Since the early 1980’s, some painkillers are no longer considered a prescription and can be purchased over the counter. These include Motrin, Advil and Nuprin, which are part of the ibuprofen family. Ibuprofen has many uses; it treats aches and pains but is also used for a number of less common problems. So, when we see our furry friend in pain, we tend to try and go for the simple solutions and give what we would give ourselves. Dogs, when using ibuprofen, is not to be given without specific dosing instructions from your veterinarian. Cats are never allowed to have these types of drugs. This is, unfortunately, a very common misconception. A number of pets have been poisoned by ibuprofen when given by their owners when they are simply trying to make them feel better. There are also the playful animals who decide to grab the bottle, chew it and swallow the medication, which is very challenging because the quantity they ingest is unknown.
Ibuprofen prevents the production of an enzyme needed for normal blood circulation to the stomach. Without this blood flow, the stomach is unable to properly produce its protective layer of mucus to protect the tissue. This results in stomach ulcers. Ulceration of the stomach is the first level of toxicity. Symptoms would include vomiting (with or without blood), loss of appetite and black stools. There is always a possibility of having the stomach rupture which could lead to death. Repeated use of medication would increase the risk of toxicity.

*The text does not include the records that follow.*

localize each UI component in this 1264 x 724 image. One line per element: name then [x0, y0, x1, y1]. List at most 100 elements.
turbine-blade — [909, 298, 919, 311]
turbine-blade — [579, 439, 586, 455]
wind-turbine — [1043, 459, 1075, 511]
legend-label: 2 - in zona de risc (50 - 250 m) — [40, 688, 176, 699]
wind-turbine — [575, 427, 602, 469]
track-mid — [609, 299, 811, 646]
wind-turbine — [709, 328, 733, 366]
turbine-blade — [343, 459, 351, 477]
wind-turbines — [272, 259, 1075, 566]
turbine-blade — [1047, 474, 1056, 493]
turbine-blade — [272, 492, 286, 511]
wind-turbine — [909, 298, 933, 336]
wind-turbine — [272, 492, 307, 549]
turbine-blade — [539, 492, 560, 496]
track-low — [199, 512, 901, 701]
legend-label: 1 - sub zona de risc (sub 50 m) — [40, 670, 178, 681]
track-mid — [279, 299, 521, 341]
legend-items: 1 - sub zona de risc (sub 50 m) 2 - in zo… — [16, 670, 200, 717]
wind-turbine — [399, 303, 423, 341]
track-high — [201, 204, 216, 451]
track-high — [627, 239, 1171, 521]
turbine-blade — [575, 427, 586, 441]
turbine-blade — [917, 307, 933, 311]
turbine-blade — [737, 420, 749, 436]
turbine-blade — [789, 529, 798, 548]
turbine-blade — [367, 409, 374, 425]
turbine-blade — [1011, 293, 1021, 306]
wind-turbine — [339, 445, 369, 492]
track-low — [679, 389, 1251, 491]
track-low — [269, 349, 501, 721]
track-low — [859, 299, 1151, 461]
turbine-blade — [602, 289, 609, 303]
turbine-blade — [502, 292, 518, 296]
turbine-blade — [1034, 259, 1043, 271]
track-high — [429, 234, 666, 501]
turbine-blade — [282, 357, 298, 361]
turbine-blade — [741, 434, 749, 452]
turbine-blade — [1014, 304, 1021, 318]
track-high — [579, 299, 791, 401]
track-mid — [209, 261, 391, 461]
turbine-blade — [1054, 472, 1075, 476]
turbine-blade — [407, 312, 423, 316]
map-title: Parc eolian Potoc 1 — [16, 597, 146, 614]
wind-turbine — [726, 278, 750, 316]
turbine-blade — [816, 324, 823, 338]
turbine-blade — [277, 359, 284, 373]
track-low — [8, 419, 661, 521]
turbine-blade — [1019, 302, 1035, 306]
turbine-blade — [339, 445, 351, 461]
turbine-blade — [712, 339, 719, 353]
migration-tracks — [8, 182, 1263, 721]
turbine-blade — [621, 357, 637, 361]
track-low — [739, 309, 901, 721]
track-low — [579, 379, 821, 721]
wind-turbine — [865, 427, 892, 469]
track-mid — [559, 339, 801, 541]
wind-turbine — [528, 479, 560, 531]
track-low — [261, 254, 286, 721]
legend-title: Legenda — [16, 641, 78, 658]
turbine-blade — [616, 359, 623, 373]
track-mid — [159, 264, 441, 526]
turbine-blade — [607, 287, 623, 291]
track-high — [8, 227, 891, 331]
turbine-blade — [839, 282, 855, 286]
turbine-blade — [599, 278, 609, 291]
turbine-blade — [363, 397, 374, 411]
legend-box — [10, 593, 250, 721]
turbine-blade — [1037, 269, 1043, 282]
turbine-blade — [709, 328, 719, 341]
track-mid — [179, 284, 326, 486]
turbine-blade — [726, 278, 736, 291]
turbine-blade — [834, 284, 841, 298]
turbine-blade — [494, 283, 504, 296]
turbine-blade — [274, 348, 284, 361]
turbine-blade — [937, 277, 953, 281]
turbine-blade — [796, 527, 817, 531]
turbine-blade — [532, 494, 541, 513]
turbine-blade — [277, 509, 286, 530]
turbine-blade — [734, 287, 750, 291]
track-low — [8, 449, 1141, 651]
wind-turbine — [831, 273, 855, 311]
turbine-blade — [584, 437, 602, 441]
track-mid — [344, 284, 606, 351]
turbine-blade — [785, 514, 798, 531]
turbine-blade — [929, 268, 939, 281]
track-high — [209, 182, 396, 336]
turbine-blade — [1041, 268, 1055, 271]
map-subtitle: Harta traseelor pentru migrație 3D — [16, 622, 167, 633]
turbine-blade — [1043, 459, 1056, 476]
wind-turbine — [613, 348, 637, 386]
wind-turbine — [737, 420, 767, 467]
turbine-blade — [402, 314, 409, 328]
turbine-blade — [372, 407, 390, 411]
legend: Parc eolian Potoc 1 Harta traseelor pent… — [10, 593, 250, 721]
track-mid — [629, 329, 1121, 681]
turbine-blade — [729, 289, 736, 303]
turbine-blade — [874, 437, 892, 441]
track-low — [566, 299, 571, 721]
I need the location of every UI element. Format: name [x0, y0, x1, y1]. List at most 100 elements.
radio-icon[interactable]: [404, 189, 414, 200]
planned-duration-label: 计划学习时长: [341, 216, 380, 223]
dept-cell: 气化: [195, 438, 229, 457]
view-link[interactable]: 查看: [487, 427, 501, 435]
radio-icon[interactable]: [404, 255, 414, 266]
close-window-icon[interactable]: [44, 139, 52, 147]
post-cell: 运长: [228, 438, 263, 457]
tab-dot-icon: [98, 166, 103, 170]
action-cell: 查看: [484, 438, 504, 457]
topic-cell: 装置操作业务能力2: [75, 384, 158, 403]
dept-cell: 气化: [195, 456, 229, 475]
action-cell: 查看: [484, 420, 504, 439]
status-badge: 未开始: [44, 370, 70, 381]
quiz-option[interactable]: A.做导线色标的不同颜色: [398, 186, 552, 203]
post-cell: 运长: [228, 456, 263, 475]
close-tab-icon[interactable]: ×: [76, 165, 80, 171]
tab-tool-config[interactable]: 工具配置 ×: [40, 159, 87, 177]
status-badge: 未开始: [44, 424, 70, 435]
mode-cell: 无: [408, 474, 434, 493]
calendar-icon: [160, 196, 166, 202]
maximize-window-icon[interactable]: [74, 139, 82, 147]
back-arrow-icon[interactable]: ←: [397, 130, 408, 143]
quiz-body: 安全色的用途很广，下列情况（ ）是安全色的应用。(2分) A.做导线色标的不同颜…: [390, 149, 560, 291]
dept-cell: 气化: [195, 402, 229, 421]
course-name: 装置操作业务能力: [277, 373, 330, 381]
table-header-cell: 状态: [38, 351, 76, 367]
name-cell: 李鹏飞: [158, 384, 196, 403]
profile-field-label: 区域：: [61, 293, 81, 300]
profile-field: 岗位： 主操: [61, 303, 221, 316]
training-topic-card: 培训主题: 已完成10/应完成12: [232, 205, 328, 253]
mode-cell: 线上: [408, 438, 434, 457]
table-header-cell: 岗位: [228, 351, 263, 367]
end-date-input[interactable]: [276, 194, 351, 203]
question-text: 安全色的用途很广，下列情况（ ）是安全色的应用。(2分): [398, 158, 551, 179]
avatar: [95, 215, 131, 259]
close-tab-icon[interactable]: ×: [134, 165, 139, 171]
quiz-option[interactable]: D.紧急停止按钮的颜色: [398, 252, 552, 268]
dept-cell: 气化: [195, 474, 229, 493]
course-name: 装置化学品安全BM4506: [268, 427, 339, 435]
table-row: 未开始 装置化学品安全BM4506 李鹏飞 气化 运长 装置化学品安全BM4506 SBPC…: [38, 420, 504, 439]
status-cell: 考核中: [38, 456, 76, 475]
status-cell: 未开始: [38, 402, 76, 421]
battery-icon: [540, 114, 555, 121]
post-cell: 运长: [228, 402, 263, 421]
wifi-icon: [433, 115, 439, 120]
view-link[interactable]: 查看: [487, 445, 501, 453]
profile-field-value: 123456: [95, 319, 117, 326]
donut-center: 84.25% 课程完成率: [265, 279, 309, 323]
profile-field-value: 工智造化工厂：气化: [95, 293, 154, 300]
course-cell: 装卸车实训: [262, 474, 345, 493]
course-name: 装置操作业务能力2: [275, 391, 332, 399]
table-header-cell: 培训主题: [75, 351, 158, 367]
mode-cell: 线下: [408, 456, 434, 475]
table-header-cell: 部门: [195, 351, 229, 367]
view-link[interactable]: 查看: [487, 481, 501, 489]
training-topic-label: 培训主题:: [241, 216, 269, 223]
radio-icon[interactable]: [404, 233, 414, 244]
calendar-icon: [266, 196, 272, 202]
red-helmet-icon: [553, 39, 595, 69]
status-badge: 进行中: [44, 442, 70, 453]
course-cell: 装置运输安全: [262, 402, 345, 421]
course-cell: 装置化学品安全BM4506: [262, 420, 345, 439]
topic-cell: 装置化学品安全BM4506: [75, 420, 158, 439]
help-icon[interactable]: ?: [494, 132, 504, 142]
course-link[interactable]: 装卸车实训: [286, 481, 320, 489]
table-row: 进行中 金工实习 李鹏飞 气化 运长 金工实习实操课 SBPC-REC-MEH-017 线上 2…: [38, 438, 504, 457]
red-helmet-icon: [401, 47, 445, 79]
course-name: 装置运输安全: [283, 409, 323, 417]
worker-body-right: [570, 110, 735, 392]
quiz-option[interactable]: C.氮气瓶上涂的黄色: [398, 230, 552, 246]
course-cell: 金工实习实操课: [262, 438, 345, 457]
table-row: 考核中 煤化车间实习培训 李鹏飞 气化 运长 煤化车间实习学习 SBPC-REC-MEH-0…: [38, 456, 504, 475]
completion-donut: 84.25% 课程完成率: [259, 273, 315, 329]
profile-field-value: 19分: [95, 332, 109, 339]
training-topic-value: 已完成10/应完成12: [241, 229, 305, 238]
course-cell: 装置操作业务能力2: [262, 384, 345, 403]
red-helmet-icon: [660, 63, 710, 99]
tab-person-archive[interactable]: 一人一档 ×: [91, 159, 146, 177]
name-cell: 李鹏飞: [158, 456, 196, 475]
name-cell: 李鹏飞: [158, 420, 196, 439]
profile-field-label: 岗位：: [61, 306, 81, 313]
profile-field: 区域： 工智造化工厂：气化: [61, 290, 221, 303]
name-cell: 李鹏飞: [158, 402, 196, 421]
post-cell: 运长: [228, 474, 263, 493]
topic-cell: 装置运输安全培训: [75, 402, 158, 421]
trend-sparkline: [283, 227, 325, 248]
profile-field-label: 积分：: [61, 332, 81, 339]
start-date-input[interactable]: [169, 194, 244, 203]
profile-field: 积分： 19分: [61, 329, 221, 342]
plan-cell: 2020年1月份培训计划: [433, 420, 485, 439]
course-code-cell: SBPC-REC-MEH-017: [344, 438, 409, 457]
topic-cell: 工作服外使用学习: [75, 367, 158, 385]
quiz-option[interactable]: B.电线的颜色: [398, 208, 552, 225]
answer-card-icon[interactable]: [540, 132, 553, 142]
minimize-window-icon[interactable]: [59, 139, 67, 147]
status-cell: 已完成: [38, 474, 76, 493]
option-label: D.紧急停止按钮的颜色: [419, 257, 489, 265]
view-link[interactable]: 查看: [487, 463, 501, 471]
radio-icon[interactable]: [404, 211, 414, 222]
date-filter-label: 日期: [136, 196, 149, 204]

The second level of toxicity is kidney failure. Once the drug has interfered with the blood flow to the stomach, next is the kidney. When the blood doesn’t circulate through the kidneys, the tissue dies. Kidney function then decreases, and the body begins to build up toxins that are normally removed from the kidney. This could cause permanent or temporary damage depending on the amount of ibuprofen given/ingested and how healthy the kidneys were, to begin with.
The final level of toxicity is neurological signs. Symptoms would include tremors, seizures and coma.
If your pet is seen within 1-2 hours, your veterinarian may be able to get the medication up by inducing vomiting followed by using activated charcoal which prevents any un-vomited ibuprofen from absorbing into the body. Normal protocol is 48 hours of IV fluids, which are needed to support the stomach and kidney. Kidney monitoring has to be done for at least three days after the ingestion, and your pet will be on multiple medications for the next week or so to help the stomach. The prognosis does depend on how much ibuprofen was ingested, how long since ingestion and how through the treatment is. If your pet ingested any medication, please contact your veterinarian immediately!